The vast majority of long-term property investors in Australia make money. That’s why our property market, which is now valued at more than $11 trillion, is the greatest source of wealth for Australian household – it’s worth more than the value of the share market, commercial property market and superannuation pool combined.
But not every property owner is a successful investor. The difference between successful investors and “the rest” comes down to three key factors:
- Where they buy
- What they buy
- When they buy
Most investors spend their time scouring real estate websites looking for a property that has “cash cow” written all over it. The best investors spend their time trying to understand if now is a great time to buy and, if so, where is the best place to buy “right now”.
As we navigate through this year, the political and global economic landscapes are clouding the crystal balls of property investors across the country. Here, we take a look at what is driving the market and how one of the biggest issues affecting Australia, the global tariff wars started by the US, will play out in our property market.

The Impact of Tariffs on the Property Market
The biggest story of 2025 so-far is Donald Trump’s tariffs and the fear that introduction of these trade barriers will create global economic turmoil. While newspapers love to talk about tariffs and share market crashes, the impact of tariffs is quite complex and not easily translated into an attention-grabbing headline.
Here’s a brief summary of how US tariffs will impact the Australian market.
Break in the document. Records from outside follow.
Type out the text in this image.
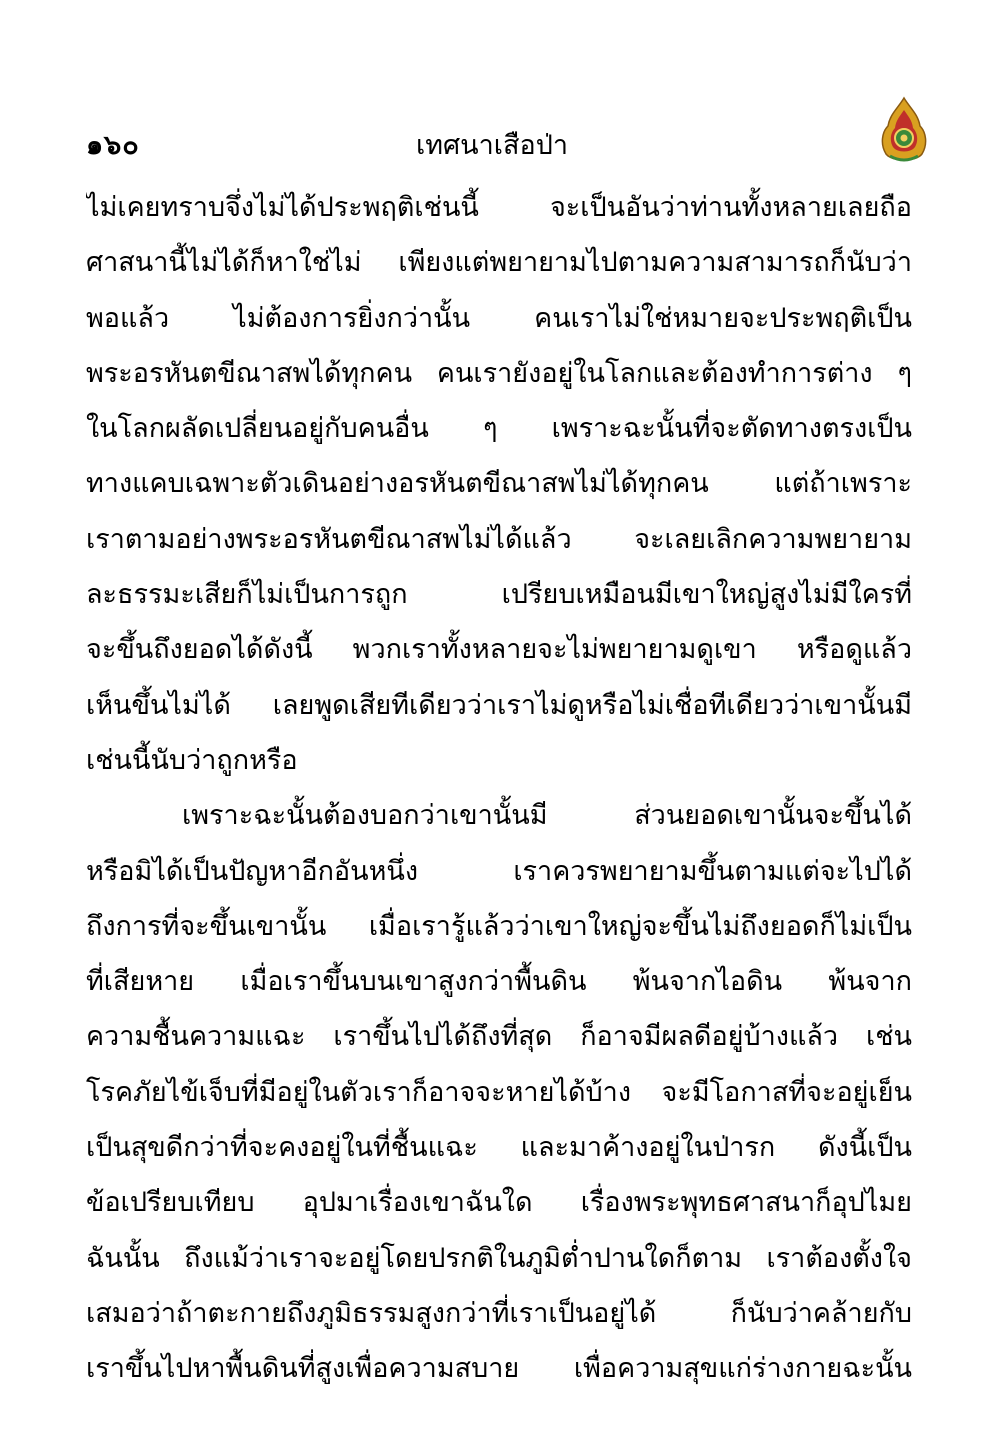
๑๖๐	เทศนาเสือป่า
ไม่เคยทราบจึ่งไม่ได้ประพฤติเช่นนี้ จะเป็นอันว่าท่านทั้งหลายเลยถือ
ศาสนานี้ไม่ได้ก็หาใช่ไม่ เพียงแต่พยายามไปตามความสามารถก็นับว่า
พอแล้ว ไม่ต้องการยิ่งกว่านั้น คนเราไม่ใช่หมายจะประพฤติเป็น
พระอรหันตขีณาสพได้ทุกคน คนเรายังอยู่ในโลกและต้องทำการต่าง ๆ
ในโลกผลัดเปลี่ยนอยู่กับคนอื่น ๆ เพราะฉะนั้นที่จะตัดทางตรงเป็น
ทางแคบเฉพาะตัวเดินอย่างอรหันตขีณาสพไม่ได้ทุกคน แต่ถ้าเพราะ
เราตามอย่างพระอรหันตขีณาสพไม่ได้แล้ว จะเลยเลิกความพยายาม
ละธรรมะเสียก็ไม่เป็นการถูก เปรียบเหมือนมีเขาใหญ่สูงไม่มีใครที่
จะขึ้นถึงยอดได้ดังนี้ พวกเราทั้งหลายจะไม่พยายามดูเขา หรือดูแล้ว
เห็นขึ้นไม่ได้ เลยพูดเสียทีเดียวว่าเราไม่ดูหรือไม่เชื่อทีเดียวว่าเขานั้นมี
เช่นนี้นับว่าถูกหรือ
เพราะฉะนั้นต้องบอกว่าเขานั้นมี ส่วนยอดเขานั้นจะขึ้นได้
หรือมิได้เป็นปัญหาอีกอันหนึ่ง เราควรพยายามขึ้นตามแต่จะไปได้
ถึงการที่จะขึ้นเขานั้น เมื่อเรารู้แล้วว่าเขาใหญ่จะขึ้นไม่ถึงยอดก็ไม่เป็น
ที่เสียหาย เมื่อเราขึ้นบนเขาสูงกว่าพื้นดิน พ้นจากไอดิน พ้นจาก
ความชื้นความแฉะ เราขึ้นไปได้ถึงที่สุด ก็อาจมีผลดีอยู่บ้างแล้ว เช่น
โรคภัยไข้เจ็บที่มีอยู่ในตัวเราก็อาจจะหายได้บ้าง จะมีโอกาสที่จะอยู่เย็น
เป็นสุขดีกว่าที่จะคงอยู่ในที่ชื้นแฉะ และมาค้างอยู่ในป่ารก ดังนี้เป็น
ข้อเปรียบเทียบ อุปมาเรื่องเขาฉันใด เรื่องพระพุทธศาสนาก็อุปไมย
ฉันนั้น ถึงแม้ว่าเราจะอยู่โดยปรกติในภูมิต่ำปานใดก็ตาม เราต้องตั้งใจ
เสมอว่าถ้าตะกายถึงภูมิธรรมสูงกว่าที่เราเป็นอยู่ได้ ก็นับว่าคล้ายกับ
เราขึ้นไปหาพื้นดินที่สูงเพื่อความสบาย เพื่อความสุขแก่ร่างกายฉะนั้น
- Tariffs are a Tax on US Importers, not Australian Exporters: Tariffs are essentially a tax on importers, which means that American importers pay more for goods, including Australian exports like iron ore and wine. This increased cost can lead to higher prices for US consumers, which makes imports less competitive and can force suppliers to lower their prices to remain competitive.
As US manufacturers often import raw materials and components from other countries to be finished in the US, those end-products will also increase as a result of the higher import costs.
- Flow-On Effects: If Australian exporters, along with those from other nations, face barriers to competition in the large US market, they can either reduce their cost and face lower profits, or they can direct their goods to local, or other overseas, markets. As Australia is a relatively small country our exports are unlikely to make a dent on global trade prices, but larger countries, like China, produce vast amounts of goods which could then become available in other markets, lowering the price of buying foreign-made goods in Australia and lowering inflation.
Lower inflation will open the door for lower interest rates, which will reduce the cost of servicing interest for the 3 million home owners with a mortgage. This will improve the savings rate of Australians and benefit the broader economy.
Lower interest rates will also improve affordability for people looking to enter the housing market, creating more competition for established house, pushing up prices and leading to an increase in home building activity.
- Opportunities in Uncertainty: Despite the challenges, periods of uncertainty often present the best opportunities for property investors. Historically, times of economic uncertainty have led to significant gains in the property market as policy-makers such as the RBA and Federal Government take measures to rebuild confidence in the economy. These measures take the form of lower interest rates and incentives for households to spend money – particularly in the housing market. That is why we recently saw both major parties offering substantial new handouts for first home buyers. What’s good for the housing market is generally good for the economy, and for politicians being re-elected.
Strategic Timing for Investment
One of the most critical insights from the successful property investors that I speak with every day is that the best times to invest are often during periods of uncertainty when market sentiment is low. This is also supported by our analysis of data.
In particular, when we look at recent periods of economic uncertainty (Covid lockdowns, the European Sovereign Debt Crisis, the GFC, September 11 terrorist attacks and the introduction of GST in Australia, being the key periods that come to mind), we see that the people who purchased property immediately after the initial uncertainty had subsided were the investors that made the most money. The two years following these events generally saw above-average growth.
Here are some key points to consider:
- Interest Rate Adjustments: In response to economic uncertainty, central banks often lower interest rates to stimulate the economy. This can increase borrowing capacity for property buyers, leading to higher property prices.
- Government Stimulus: Government policies aimed at boosting the economy, such as infrastructure investments and first home buyer incentives, can spark economic activity, improving the job market and increasing wages, create more favorable conditions for property investment.
Long-Term Growth: Despite short-term fluctuations, the Australian property market has consistently shown long-term growth. Investors who can navigate the uncertainty and make informed decisions are likely to reap significant rewards
Conclusion
As we move through 2025, staying informed about the political and economic landscape is essential for property investors. By understanding the implications of tariffs, and by strategically timing your investments, you can position yourself to take advantage of the opportunities that arise in times of uncertainty. Remember, the key to successful property investment is not just about what you buy, but when you buy it.